TAP says there’s no indication hackers have access to clients’ payment data

TAP Air Portugal on Tuesday said it had managed to contain the cyber-attack it suffered in August at an early stage and said it had no indication that the hackers had accessed sensitive information, such as payment data.

Questioned by Lusa about the information published by weekly Expresso newspaper that the group that attacked the airline in August published data on 1.5 million customers and said to still have remote access to TAP systems, the company stressed that it has been working with the National Cyber Security Centre, the Judicial Police and Microsoft throughout the process.

“In August 2022, TAP Air Portugal’s (TAP) internal cybersecurity systems detected unauthorised access to some computer systems. TAP is prepared for this scenario and immediately mobilised a team of internal and external IT specialists and forensic experts to investigate in detail what happened and prevent further damage,” the airline explains.

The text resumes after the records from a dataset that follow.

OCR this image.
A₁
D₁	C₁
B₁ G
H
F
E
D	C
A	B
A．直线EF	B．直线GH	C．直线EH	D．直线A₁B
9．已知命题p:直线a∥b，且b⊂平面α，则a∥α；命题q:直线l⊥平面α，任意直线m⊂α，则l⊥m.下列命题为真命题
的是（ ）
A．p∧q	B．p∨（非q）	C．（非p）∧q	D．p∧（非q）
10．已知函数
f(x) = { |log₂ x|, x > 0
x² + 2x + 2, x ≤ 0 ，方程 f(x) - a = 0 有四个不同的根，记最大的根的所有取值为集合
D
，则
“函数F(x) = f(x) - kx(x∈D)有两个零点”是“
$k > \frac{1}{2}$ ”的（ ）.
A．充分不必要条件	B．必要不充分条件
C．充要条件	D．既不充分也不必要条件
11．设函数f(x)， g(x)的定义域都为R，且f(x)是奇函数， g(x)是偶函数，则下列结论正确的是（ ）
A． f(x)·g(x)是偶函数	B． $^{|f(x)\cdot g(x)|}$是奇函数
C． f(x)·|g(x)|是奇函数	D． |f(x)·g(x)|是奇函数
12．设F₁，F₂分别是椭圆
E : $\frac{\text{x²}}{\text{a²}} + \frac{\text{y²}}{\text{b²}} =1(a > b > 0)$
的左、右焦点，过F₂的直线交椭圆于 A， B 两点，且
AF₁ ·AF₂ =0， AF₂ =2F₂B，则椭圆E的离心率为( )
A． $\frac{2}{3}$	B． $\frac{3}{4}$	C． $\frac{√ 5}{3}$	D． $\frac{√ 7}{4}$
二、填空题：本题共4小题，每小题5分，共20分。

The carrier also says that “thanks to the cybersecurity systems and the quick action of the internal IT [information technology] team, the intrusion was contained at an early stage, before causing damage to operational processes”.

“TAP’s operations are running smoothly,” the company assures, acknowledging that, “unfortunately, some data was stolen by the hackers and is being made public” and that the affected data may include names, contact information, demographic information and frequent flyer number.

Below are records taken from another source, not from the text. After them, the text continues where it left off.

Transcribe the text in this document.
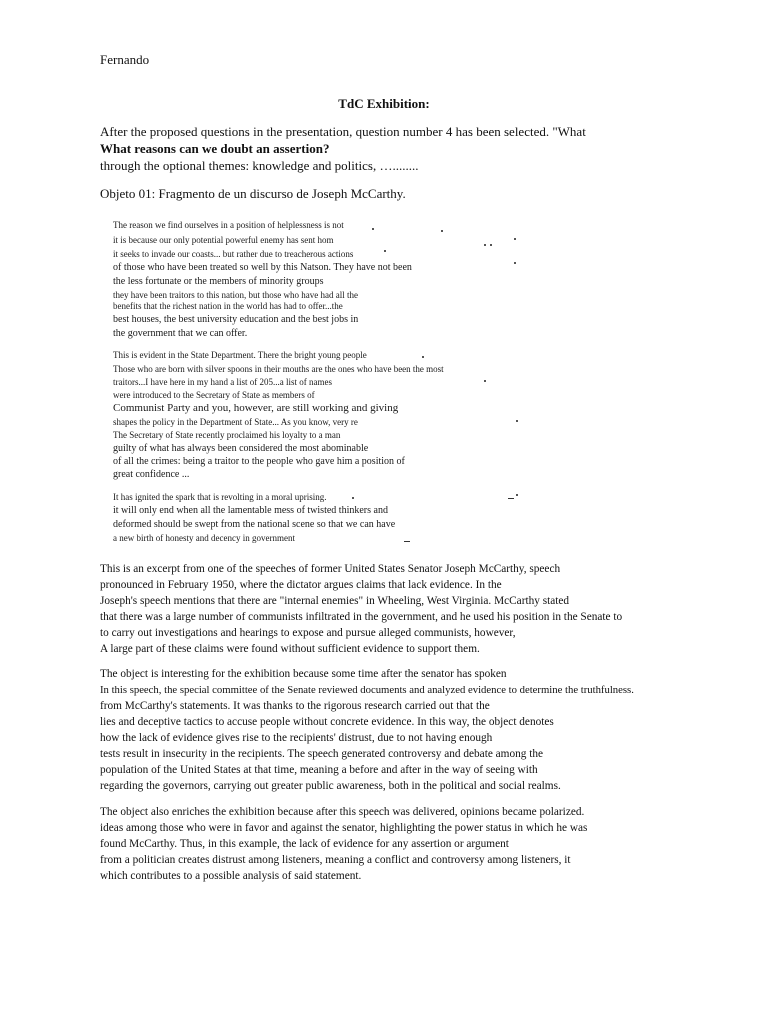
Fernando
TdC Exhibition:
After the proposed questions in the presentation, question number 4 has been selected. "What
What reasons can we doubt an assertion?
through the optional themes: knowledge and politics, …........
Objeto 01: Fragmento de un discurso de Joseph McCarthy.
The reason we find ourselves in a position of helplessness is not
it is because our only potential powerful enemy has sent hom
it seeks to invade our coasts... but rather due to treacherous actions
of those who have been treated so well by this Natson. They have not been
the less fortunate or the members of minority groups
they have been traitors to this nation, but those who have had all the
benefits that the richest nation in the world has had to offer...the
best houses, the best university education and the best jobs in
the government that we can offer.
This is evident in the State Department. There the bright young people
Those who are born with silver spoons in their mouths are the ones who have been the most
traitors...I have here in my hand a list of 205...a list of names
were introduced to the Secretary of State as members of
Communist Party and you, however, are still working and giving
shapes the policy in the Department of State... As you know, very re
The Secretary of State recently proclaimed his loyalty to a man
guilty of what has always been considered the most abominable
of all the crimes: being a traitor to the people who gave him a position of
great confidence ...
It has ignited the spark that is revolting in a moral uprising.
it will only end when all the lamentable mess of twisted thinkers and
deformed should be swept from the national scene so that we can have
a new birth of honesty and decency in government
This is an excerpt from one of the speeches of former United States Senator Joseph McCarthy, speech
pronounced in February 1950, where the dictator argues claims that lack evidence. In the
Joseph's speech mentions that there are "internal enemies" in Wheeling, West Virginia. McCarthy stated
that there was a large number of communists infiltrated in the government, and he used his position in the Senate to
to carry out investigations and hearings to expose and pursue alleged communists, however,
A large part of these claims were found without sufficient evidence to support them.
The object is interesting for the exhibition because some time after the senator has spoken
In this speech, the special committee of the Senate reviewed documents and analyzed evidence to determine the truthfulness.
from McCarthy's statements. It was thanks to the rigorous research carried out that the
lies and deceptive tactics to accuse people without concrete evidence. In this way, the object denotes
how the lack of evidence gives rise to the recipients' distrust, due to not having enough
tests result in insecurity in the recipients. The speech generated controversy and debate among the
population of the United States at that time, meaning a before and after in the way of seeing with
regarding the governors, carrying out greater public awareness, both in the political and social realms.
The object also enriches the exhibition because after this speech was delivered, opinions became polarized.
ideas among those who were in favor and against the senator, highlighting the power status in which he was
found McCarthy. Thus, in this example, the lack of evidence for any assertion or argument
from a politician creates distrust among listeners, meaning a conflict and controversy among listeners, it
which contributes to a possible analysis of said statement.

TAP also says that the information affected regarding each customer “may vary”, but stresses that, “to date, there is no indication that sensitive information, in particular payment data, has been exfiltrated”.

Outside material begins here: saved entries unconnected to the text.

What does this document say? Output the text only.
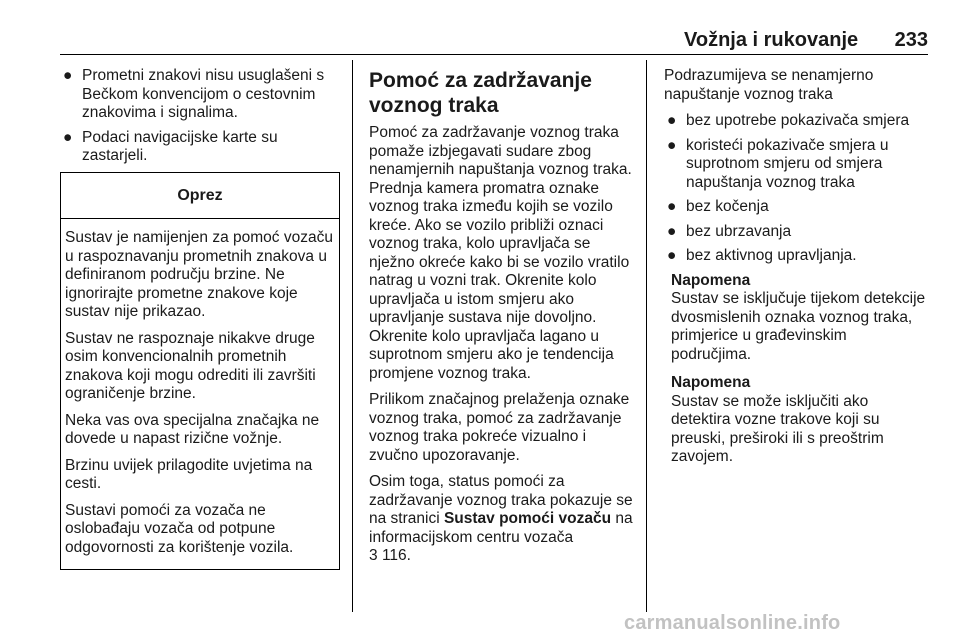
Vožnja i rukovanje 233
● Prometni znakovi nisu usuglašeni s Bečkom konvencijom o cestovnim znakovima i signalima.
● Podaci navigacijske karte su zastarjeli.
Oprez

Sustav je namijenjen za pomoć vozaču u raspoznavanju prometnih znakova u definiranom području brzine. Ne ignorirajte prometne znakove koje sustav nije prikazao.

Sustav ne raspoznaje nikakve druge osim konvencionalnih prometnih znakova koji mogu odrediti ili završiti ograničenje brzine.

Neka vas ova specijalna značajka ne dovede u napast rizične vožnje.

Brzinu uvijek prilagodite uvjetima na cesti.

Sustavi pomoći za vozača ne oslobađaju vozača od potpune odgovornosti za korištenje vozila.

Pomoć za zadržavanje voznog traka

Pomoć za zadržavanje voznog traka pomaže izbjegavati sudare zbog nenamjernih napuštanja voznog traka. Prednja kamera promatra oznake voznog traka između kojih se vozilo kreće. Ako se vozilo približi oznaci voznog traka, kolo upravljača se nježno okreće kako bi se vozilo vratilo natrag u vozni trak. Okrenite kolo upravljača u istom smjeru ako upravljanje sustava nije dovoljno. Okrenite kolo upravljača lagano u suprotnom smjeru ako je tendencija promjene voznog traka.

Prilikom značajnog prelaženja oznake voznog traka, pomoć za zadržavanje voznog traka pokreće vizualno i zvučno upozoravanje.

Osim toga, status pomoći za zadržavanje voznog traka pokazuje se na stranici Sustav pomoći vozaču na informacijskom centru vozača
3 116.

Podrazumijeva se nenamjerno napuštanje voznog traka

● bez upotrebe pokazivača smjera
● koristeći pokazivače smjera u suprotnom smjeru od smjera napuštanja voznog traka
● bez kočenja
● bez ubrzavanja
● bez aktivnog upravljanja.
Napomena
Sustav se isključuje tijekom detekcije dvosmislenih oznaka voznog traka, primjerice u građevinskim područjima.
Napomena
Sustav se može isključiti ako detektira vozne trakove koji su preuski, preširoki ili s preoštrim zavojem.
carmanualsonline.info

“This intrusion was aimed at causing harm to TAP and its customers. The security of our customers and business partners and their data is our highest priority. We will therefore continue to take all necessary measures to look after their data”.

According to Expresso, cybercriminal group Ragnar Locker “has made good on its threat and this Monday published 581 gigabytes (GB) of data it claims pertains to 1.5 million TAP customers”.

In a message published on the Dark Web, the newspaper reports, the Ragnar Lockers “guarantee that they still have access to TAP’s computer systems”.

In addition to charts showing addresses, telephone numbers and customer names, Expresso, which had access to the files, writes that the data leak “shows identification documents of people who appear to be TAP professionals or partners, as well as confidential agreements with various companies and relationships with other airlines”.

In an email sent to customers last week, TAP warned customers affected by the cyber-attack, whose data was published, that this disclosure “may increase the risk of its illegitimate use”, asking for attention to suspicious communications.

In the email, the carrier recalled that the cyber-attack was “promptly reported to the various relevant authorities”, reiterating that “the appropriate cybersecurity measures and procedures were triggered for this type of event with the support of a specialised and industry-leading international company” and that “the measures adopted made it possible to ensure the integrity of the data and the operation, in safety, of all the systems” of the company.

“We are very sorry that your personal data has been included in this disclosure and for any inconvenience that this may cause you,” TAP said, also reaffirming its “commitment” to the protection of personal data and stating that measures are “being developed to strengthen the security” of the data.